In March 2021, Ellis referred the sentence to the Court of Appeals as unduly lenient. The following month, the court refused to increase the sentence; Lord Justice Bean ruled that it was correct for the trial judge not to consider sentencing guidelines for domestic abuse, as "There was no history of controlling behaviour or coercive behaviour or any previous incidents of violence or abuse… Quite the contrary". Commenting on the court's decision, Labour MP Harriet Harman said, "Saying [Anthony] Williams’ actions are wholly explained by his illness shows the courts are simply still too ready to accept excuses.... To say it’s not domestic abuse, when a man kills his wife, is fatuous. This is the ultimate, most extreme form of domestic abuse."

===Other reactions===
Patel ordered for Torfaen County Borough Council to carry out a domestic homicide review, which had previously been refused on the basis that Ruth Williams was not known to social services.

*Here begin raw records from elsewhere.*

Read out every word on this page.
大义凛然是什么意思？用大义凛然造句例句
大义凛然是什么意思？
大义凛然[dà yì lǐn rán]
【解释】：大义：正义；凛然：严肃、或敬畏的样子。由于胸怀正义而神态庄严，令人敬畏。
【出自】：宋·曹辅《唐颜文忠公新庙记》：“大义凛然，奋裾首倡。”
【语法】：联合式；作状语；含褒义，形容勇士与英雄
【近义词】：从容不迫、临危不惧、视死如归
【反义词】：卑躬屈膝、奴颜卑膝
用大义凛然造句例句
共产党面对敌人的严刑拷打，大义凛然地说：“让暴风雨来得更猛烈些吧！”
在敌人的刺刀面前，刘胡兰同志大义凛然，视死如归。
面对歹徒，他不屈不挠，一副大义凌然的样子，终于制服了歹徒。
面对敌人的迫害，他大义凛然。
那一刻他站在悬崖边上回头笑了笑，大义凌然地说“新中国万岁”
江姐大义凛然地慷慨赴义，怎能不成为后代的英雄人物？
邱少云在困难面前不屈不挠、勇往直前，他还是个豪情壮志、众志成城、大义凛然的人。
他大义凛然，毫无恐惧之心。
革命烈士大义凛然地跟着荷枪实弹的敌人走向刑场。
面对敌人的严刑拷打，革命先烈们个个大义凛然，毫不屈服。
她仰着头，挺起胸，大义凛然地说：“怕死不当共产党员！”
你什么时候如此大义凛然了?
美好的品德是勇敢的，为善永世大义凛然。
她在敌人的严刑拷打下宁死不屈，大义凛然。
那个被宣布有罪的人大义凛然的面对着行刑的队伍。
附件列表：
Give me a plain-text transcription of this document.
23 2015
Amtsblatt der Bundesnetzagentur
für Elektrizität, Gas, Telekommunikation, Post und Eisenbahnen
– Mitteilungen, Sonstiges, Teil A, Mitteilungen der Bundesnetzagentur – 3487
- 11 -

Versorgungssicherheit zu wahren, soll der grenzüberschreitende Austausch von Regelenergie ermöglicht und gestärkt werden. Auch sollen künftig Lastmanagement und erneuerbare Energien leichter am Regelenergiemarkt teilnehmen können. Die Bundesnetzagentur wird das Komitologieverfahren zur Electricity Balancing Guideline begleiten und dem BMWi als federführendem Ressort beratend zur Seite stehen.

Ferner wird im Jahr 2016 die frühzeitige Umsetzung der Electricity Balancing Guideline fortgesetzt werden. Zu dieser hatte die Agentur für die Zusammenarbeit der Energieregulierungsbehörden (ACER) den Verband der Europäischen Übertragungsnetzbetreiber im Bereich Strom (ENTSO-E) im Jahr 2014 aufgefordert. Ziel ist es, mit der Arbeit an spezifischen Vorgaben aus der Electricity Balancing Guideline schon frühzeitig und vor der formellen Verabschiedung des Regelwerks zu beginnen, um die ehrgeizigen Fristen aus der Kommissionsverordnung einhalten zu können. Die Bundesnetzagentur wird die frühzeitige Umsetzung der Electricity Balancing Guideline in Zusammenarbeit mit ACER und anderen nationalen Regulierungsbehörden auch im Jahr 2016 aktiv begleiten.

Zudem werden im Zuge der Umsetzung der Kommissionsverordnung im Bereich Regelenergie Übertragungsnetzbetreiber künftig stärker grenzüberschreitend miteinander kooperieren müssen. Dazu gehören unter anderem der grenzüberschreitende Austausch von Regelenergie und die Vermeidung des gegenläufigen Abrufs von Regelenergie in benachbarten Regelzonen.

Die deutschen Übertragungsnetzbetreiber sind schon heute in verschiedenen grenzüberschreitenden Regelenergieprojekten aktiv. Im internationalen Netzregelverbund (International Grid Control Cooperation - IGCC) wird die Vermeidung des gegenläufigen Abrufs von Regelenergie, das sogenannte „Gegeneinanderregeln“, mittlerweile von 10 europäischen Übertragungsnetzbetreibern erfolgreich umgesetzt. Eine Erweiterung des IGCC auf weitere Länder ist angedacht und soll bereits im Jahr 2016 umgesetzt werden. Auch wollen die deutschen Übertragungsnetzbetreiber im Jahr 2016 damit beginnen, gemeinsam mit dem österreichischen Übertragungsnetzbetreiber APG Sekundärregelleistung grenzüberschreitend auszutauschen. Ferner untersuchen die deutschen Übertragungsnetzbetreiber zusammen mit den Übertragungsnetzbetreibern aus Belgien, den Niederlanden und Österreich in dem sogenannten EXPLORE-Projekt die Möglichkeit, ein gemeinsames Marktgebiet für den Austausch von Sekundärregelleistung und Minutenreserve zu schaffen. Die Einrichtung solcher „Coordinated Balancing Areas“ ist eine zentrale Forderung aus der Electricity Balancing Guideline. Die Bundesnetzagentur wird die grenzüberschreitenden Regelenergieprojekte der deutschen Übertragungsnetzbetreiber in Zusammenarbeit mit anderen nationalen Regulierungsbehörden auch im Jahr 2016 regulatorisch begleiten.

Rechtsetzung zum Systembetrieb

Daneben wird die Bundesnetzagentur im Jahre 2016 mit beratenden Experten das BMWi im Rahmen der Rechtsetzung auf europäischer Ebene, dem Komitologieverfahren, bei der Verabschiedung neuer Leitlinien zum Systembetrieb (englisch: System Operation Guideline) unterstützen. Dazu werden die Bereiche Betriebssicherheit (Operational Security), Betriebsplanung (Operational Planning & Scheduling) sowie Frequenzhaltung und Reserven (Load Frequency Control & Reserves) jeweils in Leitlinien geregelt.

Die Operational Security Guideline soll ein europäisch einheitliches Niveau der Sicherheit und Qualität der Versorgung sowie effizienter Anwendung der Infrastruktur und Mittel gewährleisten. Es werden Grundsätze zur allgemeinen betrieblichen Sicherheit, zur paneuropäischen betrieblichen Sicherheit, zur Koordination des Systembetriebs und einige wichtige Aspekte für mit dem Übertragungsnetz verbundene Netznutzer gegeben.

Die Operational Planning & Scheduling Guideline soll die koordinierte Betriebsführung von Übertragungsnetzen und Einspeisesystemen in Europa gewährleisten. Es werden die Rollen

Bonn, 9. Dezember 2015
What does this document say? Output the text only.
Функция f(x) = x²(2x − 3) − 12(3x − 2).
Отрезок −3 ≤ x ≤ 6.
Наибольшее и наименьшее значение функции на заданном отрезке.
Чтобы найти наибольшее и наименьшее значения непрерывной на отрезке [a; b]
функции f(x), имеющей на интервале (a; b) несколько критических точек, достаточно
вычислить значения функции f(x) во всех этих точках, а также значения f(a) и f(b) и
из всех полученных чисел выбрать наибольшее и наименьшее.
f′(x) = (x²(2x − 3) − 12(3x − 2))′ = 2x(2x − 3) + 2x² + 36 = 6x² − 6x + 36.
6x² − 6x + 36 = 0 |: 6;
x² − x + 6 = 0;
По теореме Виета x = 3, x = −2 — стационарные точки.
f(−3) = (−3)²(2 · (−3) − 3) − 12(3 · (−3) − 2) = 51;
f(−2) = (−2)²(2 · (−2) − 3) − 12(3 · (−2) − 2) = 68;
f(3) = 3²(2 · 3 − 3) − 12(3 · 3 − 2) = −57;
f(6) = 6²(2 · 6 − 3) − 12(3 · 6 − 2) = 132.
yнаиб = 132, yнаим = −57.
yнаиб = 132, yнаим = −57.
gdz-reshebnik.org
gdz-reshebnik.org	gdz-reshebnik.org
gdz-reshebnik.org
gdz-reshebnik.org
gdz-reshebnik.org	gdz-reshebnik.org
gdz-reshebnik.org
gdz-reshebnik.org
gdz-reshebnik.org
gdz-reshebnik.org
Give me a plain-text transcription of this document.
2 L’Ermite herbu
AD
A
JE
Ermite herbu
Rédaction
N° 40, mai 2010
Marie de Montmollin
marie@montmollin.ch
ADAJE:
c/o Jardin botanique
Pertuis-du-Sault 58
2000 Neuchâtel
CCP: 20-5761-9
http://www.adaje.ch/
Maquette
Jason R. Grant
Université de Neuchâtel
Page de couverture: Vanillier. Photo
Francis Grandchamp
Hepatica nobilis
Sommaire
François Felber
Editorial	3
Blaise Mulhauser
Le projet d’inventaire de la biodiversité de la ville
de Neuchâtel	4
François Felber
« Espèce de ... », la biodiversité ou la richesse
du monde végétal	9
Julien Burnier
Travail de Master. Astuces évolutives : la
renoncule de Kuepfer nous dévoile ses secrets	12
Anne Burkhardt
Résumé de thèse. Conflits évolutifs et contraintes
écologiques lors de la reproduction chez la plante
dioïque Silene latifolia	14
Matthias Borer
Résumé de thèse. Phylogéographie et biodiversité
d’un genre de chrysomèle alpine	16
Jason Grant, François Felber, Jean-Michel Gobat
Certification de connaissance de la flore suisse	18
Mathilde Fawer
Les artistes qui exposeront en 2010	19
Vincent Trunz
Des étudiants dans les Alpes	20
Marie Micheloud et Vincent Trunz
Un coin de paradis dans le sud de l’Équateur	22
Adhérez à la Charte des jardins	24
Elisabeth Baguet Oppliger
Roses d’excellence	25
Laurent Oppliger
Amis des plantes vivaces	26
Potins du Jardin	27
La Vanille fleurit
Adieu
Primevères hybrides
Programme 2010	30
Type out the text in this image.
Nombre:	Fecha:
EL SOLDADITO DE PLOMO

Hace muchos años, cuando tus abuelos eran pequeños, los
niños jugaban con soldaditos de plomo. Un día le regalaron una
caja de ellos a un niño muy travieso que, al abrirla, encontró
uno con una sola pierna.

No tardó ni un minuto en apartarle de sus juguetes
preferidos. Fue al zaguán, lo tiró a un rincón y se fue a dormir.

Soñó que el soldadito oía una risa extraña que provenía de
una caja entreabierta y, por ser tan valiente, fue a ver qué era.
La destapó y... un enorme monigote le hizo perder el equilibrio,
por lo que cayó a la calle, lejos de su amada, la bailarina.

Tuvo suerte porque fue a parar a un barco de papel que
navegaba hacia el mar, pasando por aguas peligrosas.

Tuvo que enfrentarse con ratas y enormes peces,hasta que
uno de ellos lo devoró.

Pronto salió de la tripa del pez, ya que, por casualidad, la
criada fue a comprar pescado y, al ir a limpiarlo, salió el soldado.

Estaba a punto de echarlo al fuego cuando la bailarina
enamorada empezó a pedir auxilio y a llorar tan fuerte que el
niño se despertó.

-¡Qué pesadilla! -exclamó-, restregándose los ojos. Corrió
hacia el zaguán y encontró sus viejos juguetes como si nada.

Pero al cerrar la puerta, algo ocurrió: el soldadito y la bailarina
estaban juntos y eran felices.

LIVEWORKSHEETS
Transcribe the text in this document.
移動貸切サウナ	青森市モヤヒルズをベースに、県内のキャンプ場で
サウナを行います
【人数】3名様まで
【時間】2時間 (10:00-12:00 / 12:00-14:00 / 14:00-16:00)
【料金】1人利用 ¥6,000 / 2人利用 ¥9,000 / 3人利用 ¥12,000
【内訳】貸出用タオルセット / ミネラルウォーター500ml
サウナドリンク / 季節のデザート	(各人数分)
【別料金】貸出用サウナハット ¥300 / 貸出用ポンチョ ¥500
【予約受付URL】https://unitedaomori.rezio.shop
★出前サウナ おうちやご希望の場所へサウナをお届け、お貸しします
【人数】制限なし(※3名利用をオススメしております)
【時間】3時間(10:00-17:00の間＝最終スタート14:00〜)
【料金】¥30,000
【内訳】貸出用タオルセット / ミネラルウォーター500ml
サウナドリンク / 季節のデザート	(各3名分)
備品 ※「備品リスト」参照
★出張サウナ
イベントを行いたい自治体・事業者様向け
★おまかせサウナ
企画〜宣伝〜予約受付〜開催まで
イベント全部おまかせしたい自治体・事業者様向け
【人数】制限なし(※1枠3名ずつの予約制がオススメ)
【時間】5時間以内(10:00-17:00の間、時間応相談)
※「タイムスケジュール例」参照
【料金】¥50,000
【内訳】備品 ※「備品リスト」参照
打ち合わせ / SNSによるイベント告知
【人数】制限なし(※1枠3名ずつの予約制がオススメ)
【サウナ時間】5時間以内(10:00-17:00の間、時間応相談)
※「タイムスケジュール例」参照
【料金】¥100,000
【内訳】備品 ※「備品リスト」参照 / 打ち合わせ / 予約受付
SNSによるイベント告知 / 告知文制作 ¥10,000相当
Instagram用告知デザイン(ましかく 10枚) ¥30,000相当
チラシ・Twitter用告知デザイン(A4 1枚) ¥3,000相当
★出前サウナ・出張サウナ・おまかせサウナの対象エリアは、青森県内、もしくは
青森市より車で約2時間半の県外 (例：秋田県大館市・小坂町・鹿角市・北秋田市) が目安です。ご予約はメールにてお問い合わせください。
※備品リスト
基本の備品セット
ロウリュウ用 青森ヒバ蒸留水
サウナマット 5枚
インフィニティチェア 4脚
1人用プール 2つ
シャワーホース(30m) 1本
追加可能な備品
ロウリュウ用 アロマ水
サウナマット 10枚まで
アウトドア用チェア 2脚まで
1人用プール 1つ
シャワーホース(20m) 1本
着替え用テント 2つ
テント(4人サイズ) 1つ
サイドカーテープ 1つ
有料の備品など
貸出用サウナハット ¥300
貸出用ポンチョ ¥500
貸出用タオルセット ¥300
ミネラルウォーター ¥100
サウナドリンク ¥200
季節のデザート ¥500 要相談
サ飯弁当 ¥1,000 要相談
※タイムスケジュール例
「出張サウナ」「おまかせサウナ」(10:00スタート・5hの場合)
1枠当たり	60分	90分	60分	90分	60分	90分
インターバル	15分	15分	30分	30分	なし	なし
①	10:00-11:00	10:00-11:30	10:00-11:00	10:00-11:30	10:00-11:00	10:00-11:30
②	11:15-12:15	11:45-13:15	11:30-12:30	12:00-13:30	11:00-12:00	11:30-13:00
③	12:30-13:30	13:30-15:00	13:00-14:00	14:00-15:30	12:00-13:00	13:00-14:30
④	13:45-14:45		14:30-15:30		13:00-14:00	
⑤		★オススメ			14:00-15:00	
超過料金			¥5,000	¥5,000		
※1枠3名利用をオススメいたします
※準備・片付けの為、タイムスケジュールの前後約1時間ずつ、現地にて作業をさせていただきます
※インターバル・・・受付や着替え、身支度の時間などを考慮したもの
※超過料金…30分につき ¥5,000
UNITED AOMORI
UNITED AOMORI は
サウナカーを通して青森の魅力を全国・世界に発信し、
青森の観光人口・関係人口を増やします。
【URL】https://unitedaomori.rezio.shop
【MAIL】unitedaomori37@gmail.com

The Observer named Williams as an example in their campaign to highlight abuse and violence towards elderly women.

While the trial was ongoing, a Welsh anti-domestic violence activist wrote a tweet in which she speculated that Anthony Williams had a history of abuse, something denied in his daughter's testimony. The activist, and Senedd Cymru – Welsh Parliament member Helen Mary Jones who shared the tweet, were reprimanded by the judge for "a clear contempt of court", though no formal action was taken.